An expert in brain energy metabolism, Swerdlow’s research focuses on the Mitochondrial Cascade Hypothesis, which represents his effort to tie together a field of work that argues mitochondria play a critical role in the development and progression of Alzheimer’s disease. For Swerdlow, this hypothesis represents the evolution of research he initiated as a medical student at New York University in the 1980s, continued as a neurology resident at the University of Virginia, pursued as a postdoctoral fellow and faculty member at the University of Virginia, and brought with him to the University of Kansas Medical Center in 2007. The hypothesis asserts that deficient brain energy and malfunctioning mitochondria initiate late-onset Alzheimer’s disease. The theory, which has slowly gained traction over the last 15-plus years, runs counter to the longstanding hypothesis that the disease is caused by a buildup of beta-amyloid, a protein that forms plaques, and tangles of a protein called tau, which are always present with Alzheimer’s. 

“It is difficult to find words that capture my appreciation and gratitude to the Oskar Fischer Prize Committee for this recognition,” Swerdlow said. “It means so much to me that the committee sees the hypothesis that has guided my research efforts over several decades, the Mitochondrial Cascade Hypothesis, as a serious hypothesis that warrants serious consideration by the broader field.”

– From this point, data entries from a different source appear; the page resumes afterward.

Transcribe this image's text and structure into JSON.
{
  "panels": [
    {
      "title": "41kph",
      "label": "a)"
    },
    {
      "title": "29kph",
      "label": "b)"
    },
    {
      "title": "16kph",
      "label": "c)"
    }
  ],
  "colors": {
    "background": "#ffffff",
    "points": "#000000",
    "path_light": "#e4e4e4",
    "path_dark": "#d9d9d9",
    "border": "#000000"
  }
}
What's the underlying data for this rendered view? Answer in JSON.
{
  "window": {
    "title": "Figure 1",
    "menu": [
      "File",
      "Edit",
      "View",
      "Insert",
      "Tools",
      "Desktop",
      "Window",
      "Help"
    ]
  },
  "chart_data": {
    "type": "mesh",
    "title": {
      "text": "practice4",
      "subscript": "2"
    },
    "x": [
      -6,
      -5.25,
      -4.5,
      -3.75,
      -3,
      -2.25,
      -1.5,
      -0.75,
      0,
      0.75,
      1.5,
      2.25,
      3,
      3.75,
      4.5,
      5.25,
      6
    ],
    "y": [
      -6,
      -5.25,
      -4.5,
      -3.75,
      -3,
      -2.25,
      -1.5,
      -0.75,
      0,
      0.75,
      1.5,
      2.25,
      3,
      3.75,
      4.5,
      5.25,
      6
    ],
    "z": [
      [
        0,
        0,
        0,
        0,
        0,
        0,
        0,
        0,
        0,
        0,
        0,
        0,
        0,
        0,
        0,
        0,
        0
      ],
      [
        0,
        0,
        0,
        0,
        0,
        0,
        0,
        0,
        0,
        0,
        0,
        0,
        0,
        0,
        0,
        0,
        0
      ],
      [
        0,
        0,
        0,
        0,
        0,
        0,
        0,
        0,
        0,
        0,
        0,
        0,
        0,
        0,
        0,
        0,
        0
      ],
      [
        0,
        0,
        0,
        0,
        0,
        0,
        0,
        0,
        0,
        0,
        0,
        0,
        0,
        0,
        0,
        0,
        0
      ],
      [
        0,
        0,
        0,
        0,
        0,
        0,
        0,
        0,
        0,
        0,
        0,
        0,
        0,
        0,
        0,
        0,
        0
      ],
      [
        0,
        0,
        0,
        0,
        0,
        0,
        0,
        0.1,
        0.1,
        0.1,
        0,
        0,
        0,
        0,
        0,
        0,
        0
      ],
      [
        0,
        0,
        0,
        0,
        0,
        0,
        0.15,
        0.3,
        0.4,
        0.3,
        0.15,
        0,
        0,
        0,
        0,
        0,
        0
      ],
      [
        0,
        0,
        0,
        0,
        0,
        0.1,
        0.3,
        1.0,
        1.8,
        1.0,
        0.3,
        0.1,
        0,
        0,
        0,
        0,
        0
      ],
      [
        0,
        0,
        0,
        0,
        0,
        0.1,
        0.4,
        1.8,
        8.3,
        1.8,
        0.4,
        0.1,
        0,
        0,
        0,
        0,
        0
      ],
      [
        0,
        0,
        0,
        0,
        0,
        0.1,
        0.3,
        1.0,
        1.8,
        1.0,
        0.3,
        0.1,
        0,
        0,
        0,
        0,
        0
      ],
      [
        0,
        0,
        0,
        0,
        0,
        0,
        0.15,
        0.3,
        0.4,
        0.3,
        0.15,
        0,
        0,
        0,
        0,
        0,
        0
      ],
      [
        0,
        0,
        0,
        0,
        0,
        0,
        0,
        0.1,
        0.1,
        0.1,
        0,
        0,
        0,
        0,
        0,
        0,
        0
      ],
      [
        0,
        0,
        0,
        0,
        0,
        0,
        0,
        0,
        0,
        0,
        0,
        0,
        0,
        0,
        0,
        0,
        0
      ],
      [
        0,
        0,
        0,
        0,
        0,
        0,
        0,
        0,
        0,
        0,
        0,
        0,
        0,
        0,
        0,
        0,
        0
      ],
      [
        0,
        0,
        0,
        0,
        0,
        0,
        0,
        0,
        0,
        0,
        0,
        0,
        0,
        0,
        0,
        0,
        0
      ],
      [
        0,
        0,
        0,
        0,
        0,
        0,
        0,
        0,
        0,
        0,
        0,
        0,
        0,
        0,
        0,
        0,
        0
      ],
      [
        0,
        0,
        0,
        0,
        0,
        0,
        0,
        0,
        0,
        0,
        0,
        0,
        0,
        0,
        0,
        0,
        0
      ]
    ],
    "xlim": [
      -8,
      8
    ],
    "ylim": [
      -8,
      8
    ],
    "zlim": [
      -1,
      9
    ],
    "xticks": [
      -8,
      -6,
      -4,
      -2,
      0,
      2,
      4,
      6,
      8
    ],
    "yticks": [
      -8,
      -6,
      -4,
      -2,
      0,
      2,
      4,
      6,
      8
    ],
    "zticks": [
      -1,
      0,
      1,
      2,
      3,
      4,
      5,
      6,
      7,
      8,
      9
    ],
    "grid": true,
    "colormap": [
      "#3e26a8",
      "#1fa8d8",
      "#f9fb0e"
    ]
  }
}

In addition to serving as the Gene and Marge Sweeney Professor of Neurology at KU Medical Center, Swerdlow also holds professorships in the departments of Molecular and Integrative Physiology and Biochemistry and Molecular Biology. He directs the KU ADRC, one of 31 Alzheimer’s Disease Research Centers designated by the National Institute on Aging and a world leader in the study of the role of mitochondria in Alzheimer’s disease. Swerdlow previously received the 1997 S. Weir Mitchell Award, a scientific research award from the American Academy of Neurology, and he was the 2014 recipient of the University of Kansas Chancellor’s Club Research Award.

“I also want to thank the mentors, mentees, collaborators, colleagues, and supporters that helped me to conceive, develop and advance the Mitochondrial Cascade Hypothesis,” he said. “I hope it will continue to lead to a better understanding of what drives Alzheimer’s disease, and ultimately to more effective treatments.”

The Oskar Fischer Prize was established in 2019 with a philanthropic gift to the University of Texas at San Antonio from Texas businessman James Truchard, Ph.D. As part of the rigorous competition, entrants were challenged to boil down the breadth of Alzheimer’s research to date into a single explanation for the cause of the disease. The winning entries include unique theories that highlight key aspects of Alzheimer’s and provide new frameworks for potential causes of the disease.

Oskar Fischer was a noted neuroscientist, entrepreneur and businessman who studied dementia and published a paper on the condition in 1907, the same year Alois Alzheimer, the disease’s namesake.